I know I keep on banging on about the guy, but that’s one of the reasons I find Grant Tavinor’s work interesting. Yes, he’s an academic. Very much so. But because he’s an academic, his work does a good and careful job developing theories that seem to elude off-the-cuff designers. The reason why his definition of video games is so good…
X is a videogame if it is an artefact in a digital visual medium, is intended primarily as an object of entertainment, and is intended to provide such entertainment through the employment of one or both of the following modes of engagement: rule-bound gameplay or interactive fiction.
…is because he employed the theory of disjunctive definitions (where two things can be sufficient yet neither are necessary) in order to solve the knotty problem of whether games need to be systems-focused.
This definition doesn’t come from vacuum. It’s the culmination of a long and fairly dry essay about the nature of video games. It’s an end-point of a lot of careful, slow thought, instead of some sort of blinding insight. That’s why it works so well. Sometimes you have to take it slow and work it out.

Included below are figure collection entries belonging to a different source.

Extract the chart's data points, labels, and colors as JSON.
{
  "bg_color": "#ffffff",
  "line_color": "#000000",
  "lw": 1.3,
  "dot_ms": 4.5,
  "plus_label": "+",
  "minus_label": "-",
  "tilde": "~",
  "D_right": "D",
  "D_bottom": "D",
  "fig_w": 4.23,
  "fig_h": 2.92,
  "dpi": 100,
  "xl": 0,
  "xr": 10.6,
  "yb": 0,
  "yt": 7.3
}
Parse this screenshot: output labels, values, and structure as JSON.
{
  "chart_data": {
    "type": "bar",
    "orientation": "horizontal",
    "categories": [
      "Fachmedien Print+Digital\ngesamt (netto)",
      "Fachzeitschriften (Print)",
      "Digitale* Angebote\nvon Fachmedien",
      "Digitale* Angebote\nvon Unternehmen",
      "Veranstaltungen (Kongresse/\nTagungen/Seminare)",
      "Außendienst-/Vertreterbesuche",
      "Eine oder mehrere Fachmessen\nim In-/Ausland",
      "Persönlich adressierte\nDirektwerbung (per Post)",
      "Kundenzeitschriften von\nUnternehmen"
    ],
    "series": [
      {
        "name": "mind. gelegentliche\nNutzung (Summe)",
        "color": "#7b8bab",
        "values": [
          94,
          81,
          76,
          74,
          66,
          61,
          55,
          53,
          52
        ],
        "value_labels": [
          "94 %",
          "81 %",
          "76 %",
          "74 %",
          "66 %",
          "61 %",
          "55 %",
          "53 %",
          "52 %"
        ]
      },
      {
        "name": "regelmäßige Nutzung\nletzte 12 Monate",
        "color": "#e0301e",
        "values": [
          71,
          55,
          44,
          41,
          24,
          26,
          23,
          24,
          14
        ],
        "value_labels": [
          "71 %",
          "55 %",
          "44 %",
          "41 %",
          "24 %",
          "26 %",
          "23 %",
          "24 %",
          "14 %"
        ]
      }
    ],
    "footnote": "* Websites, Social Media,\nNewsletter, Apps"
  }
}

Yes, it has jargon. Yes, it’s kinda tough going. Yes, the linked essay and Tavinor’s excellent book Art of Videogames can reveal the sort of reservations and cautions that you see in all good academic analysis. And, yes, reading Tadhg Kelly bang on in bite-sized bloggy chunks about characters-as-dolls and about how the Zinesters don’t get how tabletop proves that players only really care about systems is a lot easier.
But it’s worth it.
Academics have their place. And, if the job’s done right, they don’t pretend to have all the answers. There’s room for rebels and discontent; in fact, the best academic writers and thinkers practically BEG for rebellion and discontent. They practically feed off it. Something to think about.